City firms also improved their lock up by 13 days to 135 days, while regional firms saw a modest two day improvement to 140 days. This indicates that metropolitan firms are converting work into cash more effectively than regional firms.

While Work in Progress (WIP) days have remained stable, a reduction in debtor days suggests that firms are becoming more effective in cash collection and credit control. WIP days for City firms remain at 35 days, compared to 71 days for regional firms.

Meanwhile, debtor days for City firms stand at 101 days, while regional firms report 70 days. Interestingly, this indicates that City firms are quicker to issue bills, whereas regional firms are more efficient at collecting payments – perhaps reflecting a greater need for cash to support their cash flow.

Despite inflation, revenues and fees per partner continue to increase

Despite inflation sitting at 3.8%, nearly double the Bank of England’s 2% target, revenues increased by an average of 10.84% across all firms.

Regional firms saw the bigger growth here of 12.21% compared to 10.19% for city firms. Firms have a positive outlook for the future, too with 35% looking for more than 10% growth in the current year.

The upward trend in fees per partner has continued this year, with firms reporting an average increase of 7.05%. City firms led the way, recording an 8.2% increase, bringing average fees per partner to £1.3 million.

This growth is likely driven by their involvement in complex, high margin work such as corporate transactions, regulatory advisory, and international disputes. Their client base, often comprising large corporate and financial institutions, has shown resilience and continued appetite for premium legal services. Regional firms, while also seeing positive movement, experienced a lower increase of 6%, with average fees per partner rising to £1.1 million.

 

The rise of cyber incidents prompts rise in cyber specialists

 The survey also shows cybersecurity remains a top priority for UK law firms, as 22% of firms surveyed have experienced a cyber incident in the past 12 months alone. 81% of firms have dedicated cyber specialists in place, reflecting a clear shift toward proactive risk management and internal capability building.

Four in five law firms have net zero plans

 Over 80% of firms now have a net zero plan in place or expect to implement one soon – an increase from 62% last year. This reflects growing awareness of the legal sector’s role in addressing climate change and the importance of aligning with client and societal expectations.

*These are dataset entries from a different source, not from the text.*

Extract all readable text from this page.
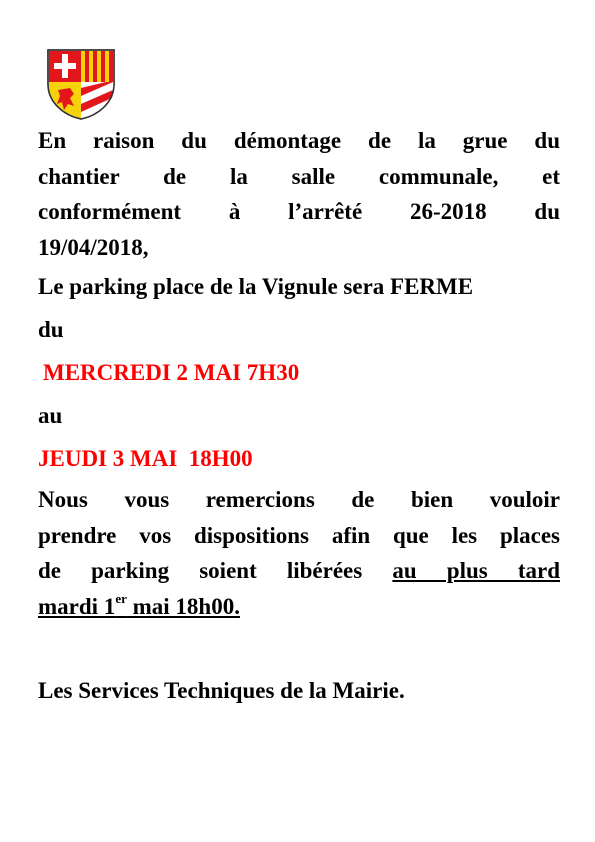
En raison du démontage de la grue du
chantier de la salle communale, et
conformément à l’arrêté 26-2018 du
19/04/2018,
Le parking place de la Vignule sera FERME
du
MERCREDI 2 MAI 7H30
au
JEUDI 3 MAI  18H00
Nous vous remercions de bien vouloir
prendre vos dispositions afin que les places
de parking soient libérées au plus tard
mardi 1er mai 18h00.
Les Services Techniques de la Mairie.
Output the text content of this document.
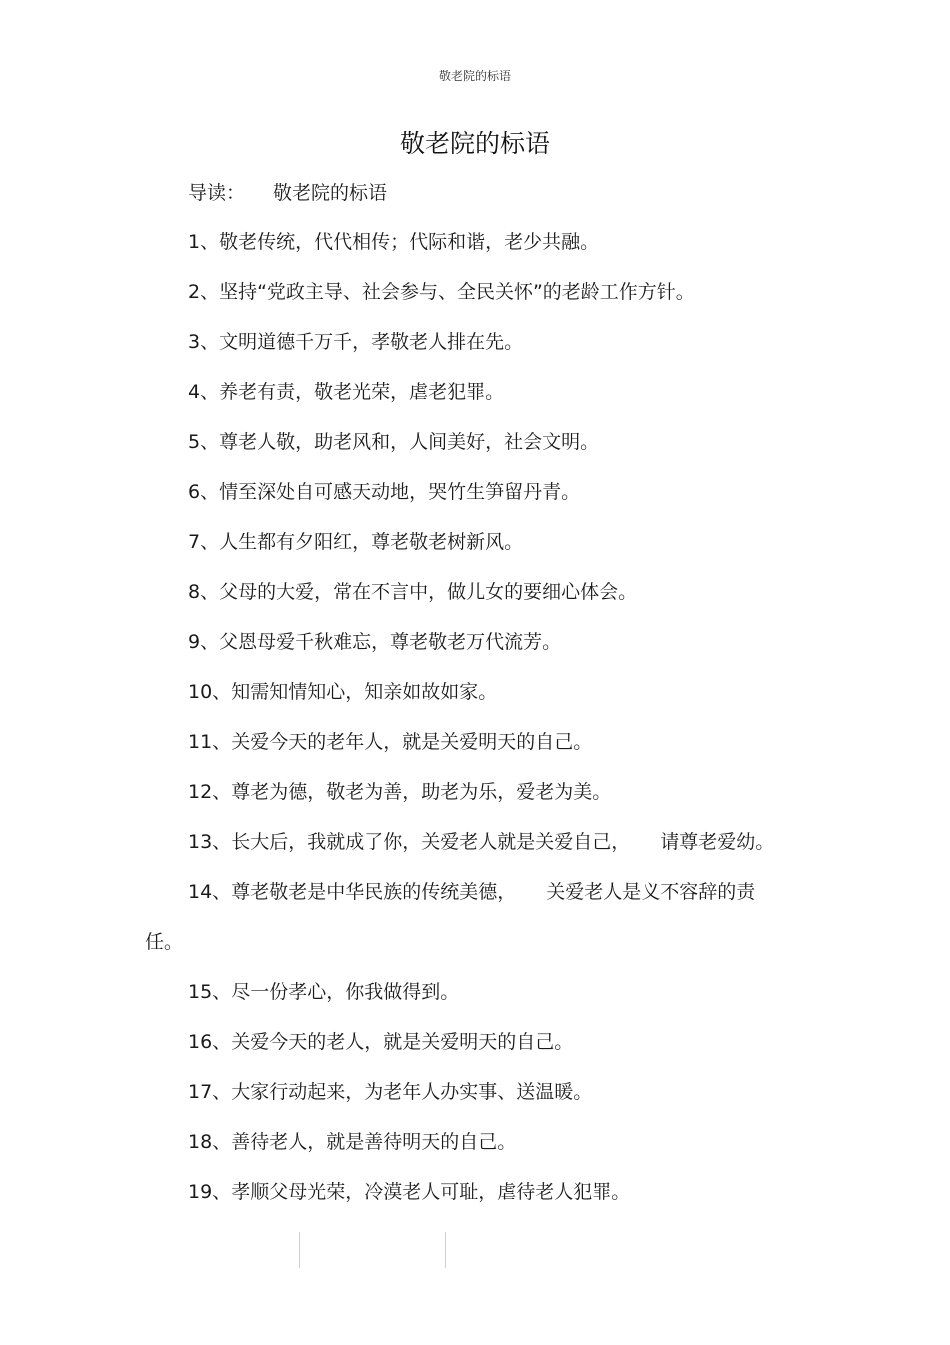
敬老院的标语
敬老院的标语
导读： 敬老院的标语
1、敬老传统，代代相传；代际和谐，老少共融。
2、坚持“党政主导、社会参与、全民关怀”的老龄工作方针。
3、文明道德千万千，孝敬老人排在先。
4、养老有责，敬老光荣，虐老犯罪。
5、尊老人敬，助老风和，人间美好，社会文明。
6、情至深处自可感天动地，哭竹生笋留丹青。
7、人生都有夕阳红，尊老敬老树新风。
8、父母的大爱，常在不言中，做儿女的要细心体会。
9、父恩母爱千秋难忘，尊老敬老万代流芳。
10、知需知情知心，知亲如故如家。
11、关爱今天的老年人，就是关爱明天的自己。
12、尊老为德，敬老为善，助老为乐，爱老为美。
13、长大后，我就成了你，关爱老人就是关爱自己， 请尊老爱幼。
14、尊老敬老是中华民族的传统美德， 关爱老人是义不容辞的责
任。
15、尽一份孝心，你我做得到。
16、关爱今天的老人，就是关爱明天的自己。
17、大家行动起来，为老年人办实事、送温暖。
18、善待老人，就是善待明天的自己。
19、孝顺父母光荣，冷漠老人可耻，虐待老人犯罪。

Sue Daye, Partner, Professional Practices & Private Clients at Crowe, said: “The legal sector continues to show strength and resilience, with solid financial foundations and optimism for achieving future growth targets.

“Concerns around cybercrime continue to rank highly – and rightly so, with 1 in 5 firms experiencing a cyber incident in the past 12 months alone. Investing in shoring up defences against cyber attacks is a priority, alongside carefully managed adoption of new technologies and artificial intelligence tools.

“The next big trend disrupting the sector is private equity investment. PE interest in the sector remains high, as firms are viewed as scalable and investable businesses. For firms, the appeal of external capital injection could clearly prove useful in the pursuit of ambitious growth and innovation targets.

“However, while many scoping discussions are taking place behind closed doors, we are yet to see this translate into concrete investment in a meaningful way – 2026 may be the year that big investments are announced.”

Tim Kidd, Chief Executive, the Institute of Legal Finance & Management (ILFM), added: “We’re pleased to once again collaborate with Crowe on this important and insightful report. The findings show that the legal sector continues to demonstrate resilience in the face of rising costs and shifting client expectations. We are grateful to our members who have participated and shared valuable insights, which enable to us to provide a timely temperature check of the legal industry.”